No vi y por lo tanto no sentí nada, ni ayer ni ahora. No hubo taquicardias, sudores de mano, minutos eternos. Tampoco hubo angustias, ni plegarias, ni alegrías, ni enojos, ni frustraciones, ni gritos, ni silencios prolongados. No hubo nada, ni ayer ni ahora.
El domingo, la Selecta jugaba su partido de segunda fase de Copa Oro tras romper un maleficio de ocho años. Enfrente tenía a Panamá, el equipo que con un gol de último minuto en el último partido de su grupo le dio la clasificación a El Salvador como tercer mejor lugar.
A pesar de ese momento histórico para el combinado nacional, no vi el partido. Ni un minuto. Nada. La única imagen que se me cruzó en el camino fue una jugada en el minuto seis del primer tiempo, y la de un futbolista salvadoreño a punto de disparar a marco en la tanda de penaltis. Ni siquiera sé quién era, porque yo estaba a varios metros de una enorme vitrina rodeada por más de una docena de personas. Eso fue todo.
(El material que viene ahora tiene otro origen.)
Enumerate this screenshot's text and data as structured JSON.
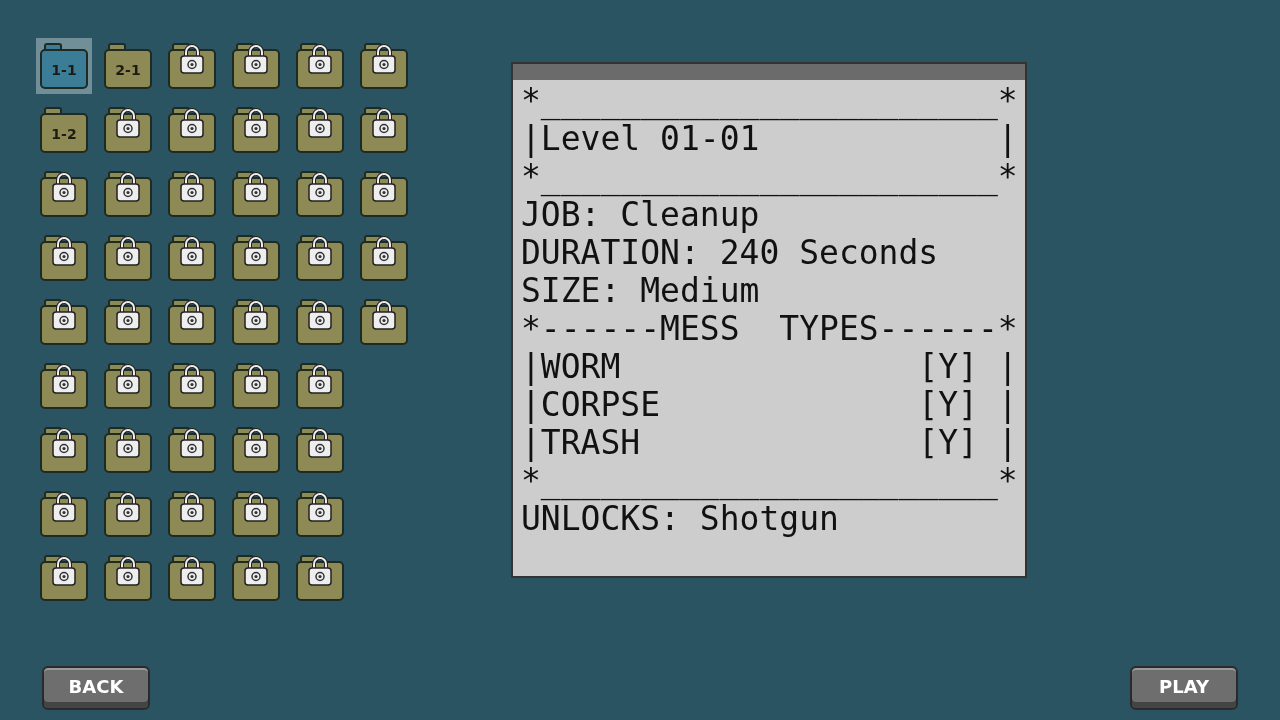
{
  "levels": [
    {
      "label": "1-1",
      "locked": false,
      "selected": true
    },
    {
      "label": "2-1",
      "locked": false,
      "selected": false
    },
    {
      "locked": true,
      "selected": false
    },
    {
      "locked": true,
      "selected": false
    },
    {
      "locked": true,
      "selected": false
    },
    {
      "locked": true,
      "selected": false
    },
    {
      "label": "1-2",
      "locked": false,
      "selected": false
    },
    {
      "locked": true,
      "selected": false
    },
    {
      "locked": true,
      "selected": false
    },
    {
      "locked": true,
      "selected": false
    },
    {
      "locked": true,
      "selected": false
    },
    {
      "locked": true,
      "selected": false
    },
    {
      "locked": true,
      "selected": false
    },
    {
      "locked": true,
      "selected": false
    },
    {
      "locked": true,
      "selected": false
    },
    {
      "locked": true,
      "selected": false
    },
    {
      "locked": true,
      "selected": false
    },
    {
      "locked": true,
      "selected": false
    },
    {
      "locked": true,
      "selected": false
    },
    {
      "locked": true,
      "selected": false
    },
    {
      "locked": true,
      "selected": false
    },
    {
      "locked": true,
      "selected": false
    },
    {
      "locked": true,
      "selected": false
    },
    {
      "locked": true,
      "selected": false
    },
    {
      "locked": true,
      "selected": false
    },
    {
      "locked": true,
      "selected": false
    },
    {
      "locked": true,
      "selected": false
    },
    {
      "locked": true,
      "selected": false
    },
    {
      "locked": true,
      "selected": false
    },
    {
      "locked": true,
      "selected": false
    },
    {
      "locked": true,
      "selected": false
    },
    {
      "locked": true,
      "selected": false
    },
    {
      "locked": true,
      "selected": false
    },
    {
      "locked": true,
      "selected": false
    },
    {
      "locked": true,
      "selected": false
    },
    {
      "locked": true,
      "selected": false
    },
    {
      "locked": true,
      "selected": false
    },
    {
      "locked": true,
      "selected": false
    },
    {
      "locked": true,
      "selected": false
    },
    {
      "locked": true,
      "selected": false
    },
    {
      "locked": true,
      "selected": false
    },
    {
      "locked": true,
      "selected": false
    },
    {
      "locked": true,
      "selected": false
    },
    {
      "locked": true,
      "selected": false
    },
    {
      "locked": true,
      "selected": false
    },
    {
      "locked": true,
      "selected": false
    },
    {
      "locked": true,
      "selected": false
    },
    {
      "locked": true,
      "selected": false
    },
    {
      "locked": true,
      "selected": false
    },
    {
      "locked": true,
      "selected": false
    }
  ],
  "briefing": {
    "lines": [
      "*_______________________*",
      "|Level 01-01            |",
      "*_______________________*",
      "JOB: Cleanup",
      "DURATION: 240 Seconds",
      "SIZE: Medium",
      "*------MESS  TYPES------*",
      "|WORM               [Y] |",
      "|CORPSE             [Y] |",
      "|TRASH              [Y] |",
      "*_______________________*",
      "UNLOCKS: Shotgun"
    ]
  },
  "buttons": {
    "back": "BACK",
    "play": "PLAY"
  }
}
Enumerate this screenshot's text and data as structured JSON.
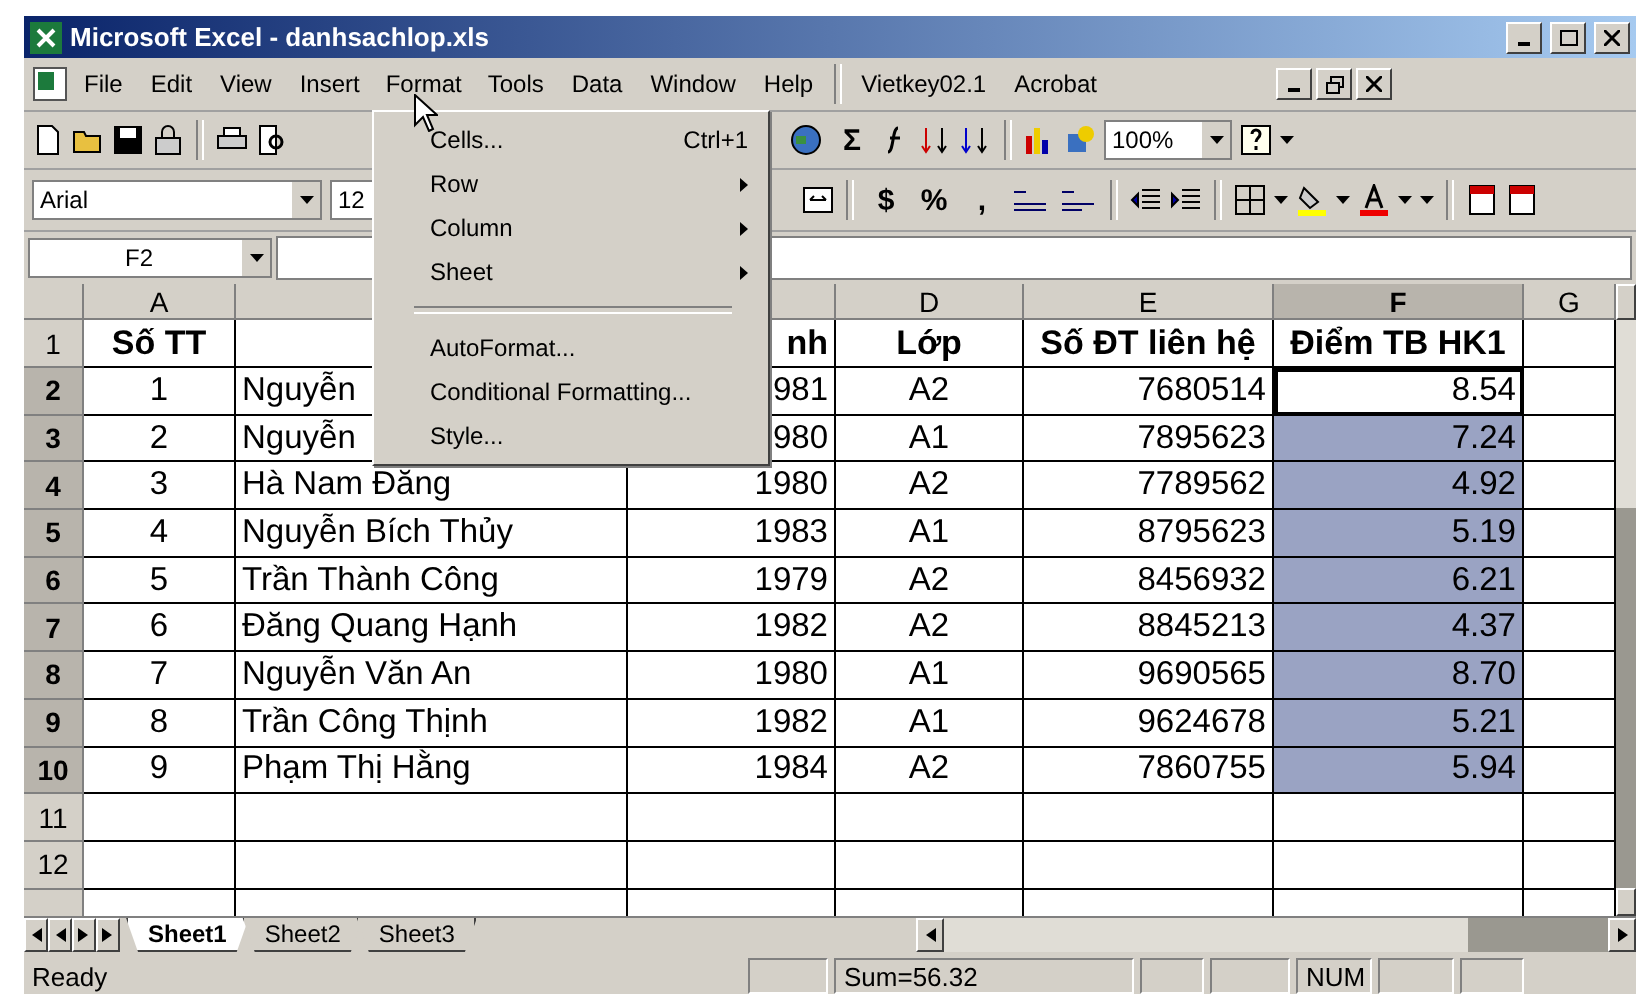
{
  "window": {
    "title": "Microsoft Excel - danhsachlop.xls"
  },
  "menu": [
    {
      "label": "File",
      "selected": false
    },
    {
      "label": "Edit",
      "selected": false
    },
    {
      "label": "View",
      "selected": false
    },
    {
      "label": "Insert",
      "selected": false
    },
    {
      "label": "Format",
      "selected": true
    },
    {
      "label": "Tools",
      "selected": false
    },
    {
      "label": "Data",
      "selected": false
    },
    {
      "label": "Window",
      "selected": false
    },
    {
      "label": "Help",
      "selected": false
    },
    {
      "label": "Vietkey02.1",
      "selected": false
    },
    {
      "label": "Acrobat",
      "selected": false
    }
  ],
  "toolbar": {
    "sum": "Σ",
    "zoom": "100%",
    "font": "Arial",
    "font_size": "12",
    "currency": "$",
    "percent": "%",
    "comma": ","
  },
  "format_menu": [
    {
      "kind": "item",
      "label": "Cells...",
      "shortcut": "Ctrl+1"
    },
    {
      "kind": "submenu",
      "label": "Row"
    },
    {
      "kind": "submenu",
      "label": "Column"
    },
    {
      "kind": "submenu",
      "label": "Sheet"
    },
    {
      "kind": "separator"
    },
    {
      "kind": "item",
      "label": "AutoFormat..."
    },
    {
      "kind": "item",
      "label": "Conditional Formatting..."
    },
    {
      "kind": "item",
      "label": "Style..."
    }
  ],
  "name_box": "F2",
  "columns": [
    {
      "label": "A",
      "selected": false
    },
    {
      "selected": false
    },
    {
      "selected": false
    },
    {
      "label": "D",
      "selected": false
    },
    {
      "label": "E",
      "selected": false
    },
    {
      "label": "F",
      "selected": true
    },
    {
      "label": "G",
      "selected": false
    }
  ],
  "rows": [
    {
      "number": "1",
      "selected": false,
      "cells": [
        "Số TT",
        "",
        "nh",
        "Lớp",
        "Số ĐT liên hệ",
        "Điểm TB HK1"
      ],
      "header": true,
      "score_selected": false,
      "score_active": false
    },
    {
      "number": "2",
      "selected": true,
      "cells": [
        "1",
        "Nguyễn",
        "981",
        "A2",
        "7680514",
        "8.54"
      ],
      "header": false,
      "score_selected": true,
      "score_active": true
    },
    {
      "number": "3",
      "selected": true,
      "cells": [
        "2",
        "Nguyễn",
        "980",
        "A1",
        "7895623",
        "7.24"
      ],
      "header": false,
      "score_selected": true,
      "score_active": false
    },
    {
      "number": "4",
      "selected": true,
      "cells": [
        "3",
        "Hà Nam Đăng",
        "1980",
        "A2",
        "7789562",
        "4.92"
      ],
      "header": false,
      "score_selected": true,
      "score_active": false
    },
    {
      "number": "5",
      "selected": true,
      "cells": [
        "4",
        "Nguyễn Bích Thủy",
        "1983",
        "A1",
        "8795623",
        "5.19"
      ],
      "header": false,
      "score_selected": true,
      "score_active": false
    },
    {
      "number": "6",
      "selected": true,
      "cells": [
        "5",
        "Trần Thành Công",
        "1979",
        "A2",
        "8456932",
        "6.21"
      ],
      "header": false,
      "score_selected": true,
      "score_active": false
    },
    {
      "number": "7",
      "selected": true,
      "cells": [
        "6",
        "Đăng Quang Hạnh",
        "1982",
        "A2",
        "8845213",
        "4.37"
      ],
      "header": false,
      "score_selected": true,
      "score_active": false
    },
    {
      "number": "8",
      "selected": true,
      "cells": [
        "7",
        "Nguyễn Văn An",
        "1980",
        "A1",
        "9690565",
        "8.70"
      ],
      "header": false,
      "score_selected": true,
      "score_active": false
    },
    {
      "number": "9",
      "selected": true,
      "cells": [
        "8",
        "Trần Công Thịnh",
        "1982",
        "A1",
        "9624678",
        "5.21"
      ],
      "header": false,
      "score_selected": true,
      "score_active": false
    },
    {
      "number": "10",
      "selected": true,
      "cells": [
        "9",
        "Phạm Thị Hằng",
        "1984",
        "A2",
        "7860755",
        "5.94"
      ],
      "header": false,
      "score_selected": true,
      "score_active": false
    },
    {
      "number": "11",
      "selected": false,
      "cells": [
        "",
        "",
        "",
        "",
        "",
        ""
      ],
      "score_selected": false,
      "score_active": false
    },
    {
      "number": "12",
      "selected": false,
      "cells": [
        "",
        "",
        "",
        "",
        "",
        ""
      ],
      "score_selected": false,
      "score_active": false
    }
  ],
  "sheets": [
    {
      "label": "Sheet1",
      "selected": true
    },
    {
      "label": "Sheet2",
      "selected": false
    },
    {
      "label": "Sheet3",
      "selected": false
    }
  ],
  "status_bar": {
    "left": "Ready",
    "sum": "Sum=56.32",
    "mode": "NUM"
  }
}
Unos minutos después de terminado el juego me enteré que la Selecta había perdido. Había sido eliminada en la ruleta rusa de los tiros desde el manchón de penalti. Esa noticia que en otra circunstancia habría significado la llave para el mundo de la desdicha, esta vez no provocó ningún sentimiento.
Es más, no leer las páginas deportivas de los periódicos, ni ver los noticieros en la televisión solo contribuyó a olvidarme casi por completo del asunto. Lo peor fue que un amigo al que la Selecta le importa lo mismo que le importa a un chino (bueno, quizá al chino le importe más la Selecta porque algún negocio podrían hacer con ella) me dijo que había sufrido como loco viendo el partido. Pero yo no sentí nada, ni siento nada todavía.
Todo el enojo, la frustración, la impotencia y la envidia experimentados en las derrotas anteriores (envidia por el que gana) no llegaron nunca. Es más, como si de una gripe se tratara, me di a la tarea de hablar con verdaderos fanáticos pretendiendo contagiarme de la desilusión y probar la hiel del fracaso que todos probaron. Ni eso funcionó.
Lo único que logré con todo fue comprobar que el refrán “Ojos que no ven, corazón que no siente”, es más que cierto.
Bien por mí, porque a esta altura de la semana mi mente todavía estaría inventando mil finales distintos para cada jugada errada por los seleccionados nacionales. Bien por mí, porque si me llega alguna tristeza, al menos sabré que no tiene su origen en el fútbol. Bien por mí, porque de lo contrario tendría que esperar a que la Selecta jugara de nuevo y ganara para quitarme la espina de la derrota que se me habría clavado en el corazón.